Most non-Quebec Canadian vendor websites either skip French entirely or ship a Google-translated parallel that reads like nonsense to a francophone evaluator. We build real EN/FR parallels with native French-Canadian copy, hreflang annotations, and matching information architecture — the level of bilingual posture federal procurement actually expects.
Many federal RFPs are designated bilingual — meaning evaluators include francophone reviewers, all materials are reviewed in both languages, and your corporate web posture is expected to support either evaluator. Even on EN-designated files, a credible French parallel signals seriousness about the federal market.
The Official Languages Act and the related Treasury Board policies set the expectation. The market reality is that vendors with weak French parallels lose technical-evaluation points on bilingual files, and lose pre-RFI consideration when the relationship-building phase happens at NCR networking events conducted bilingually.
**Native French-Canadian copy** — written, not translated. Quebec French and France French differ; federal procurement reviewers are predominantly Quebec or NCR-Outaouais francophones.

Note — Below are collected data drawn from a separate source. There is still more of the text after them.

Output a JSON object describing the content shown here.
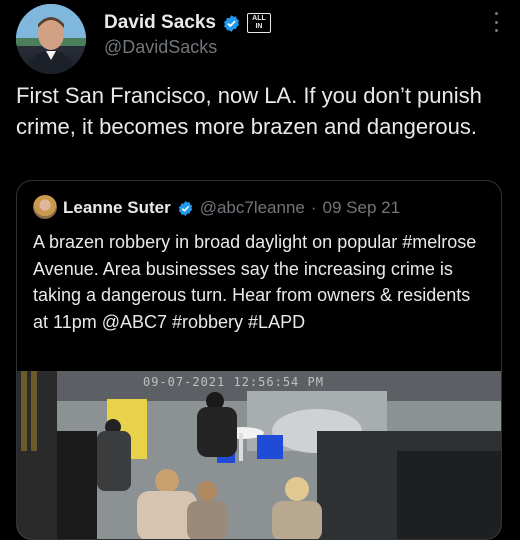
{
  "author": {
    "display_name": "David Sacks",
    "handle": "@DavidSacks",
    "affiliation_badge": [
      "ALL",
      "IN"
    ],
    "verified_color": "#1d9bf0"
  },
  "tweet": {
    "text": "First San Francisco, now LA. If you don’t punish crime, it becomes more brazen and dangerous."
  },
  "quoted_tweet": {
    "author_name": "Leanne Suter",
    "handle": "@abc7leanne",
    "separator": "·",
    "date": "09 Sep 21",
    "text": "A brazen robbery in broad daylight on popular #melrose Avenue. Area businesses say the increasing crime is taking a dangerous turn. Hear from owners & residents at 11pm @ABC7 #robbery #LAPD",
    "media": {
      "timestamp_overlay": "09-07-2021 12:56:54 PM",
      "icon": "surveillance-video-thumbnail"
    }
  },
  "icons": {
    "more": "more-options-icon",
    "verified": "verified-badge-icon"
  }
}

**Matching information architecture** — every EN page has a FR equivalent under /fr/, with the same content depth and structure. Stub pages signal unseriousness.
**Hreflang annotations** — proper rel='alternate' hreflang='en-CA' and 'fr-CA' tags so Google serves the right version.
**Language toggle visible on every page** — and the toggle takes the user to the equivalent page in the other language, not the homepage.
**Lang attribute correctness** — pages declared in the right base language, with mid-page lang shifts annotated.
**French metadata** — meta titles, descriptions, OG tags, and JSON-LD all localized.
Full FR parallel for the corporate site (about, services, capability statement, past performance, team, contact, accessibility statement), with native FR-CA copy by Quebec or NCR-Outaouais writers, hreflang setup, language-toggle component, FR metadata, FR JSON-LD, and ongoing FR content parity. We also build an FR maintenance retainer so EN content additions don't drift the parity over time.
1. Machine-translated FR copy with grammatical errors a francophone evaluator notices in 5 seconds. 2. EN-only PDFs (capability statements, brochures) — every public-facing PDF needs the FR equivalent. 3. Hreflang missing or incorrect — Google then serves the wrong version, evaluators get the wrong impression. 4. FR pages that 404 because the slug structure isn't symmetric. 5. FR navigation that has fewer items than EN — the FR side becomes obviously second-tier. 6. Forms that submit in EN only or send confirmation emails in EN only.
Yes — federal contracts are evaluated by NCR-based reviewers who are often francophone, and many files are designated bilingual regardless of geographic delivery.
CAD $18,000 - $55,000 for a 30-50 page corporate site, including native FR-CA copywriting.
Translation is fine for stable, factual content (legal notices, service descriptions). Translation is not fine for marketing copy, value propositions, and case-study narratives — those need to be re-written in FR.
We run an FR-parity check monthly and ship FR content updates within 5 business days of any EN addition.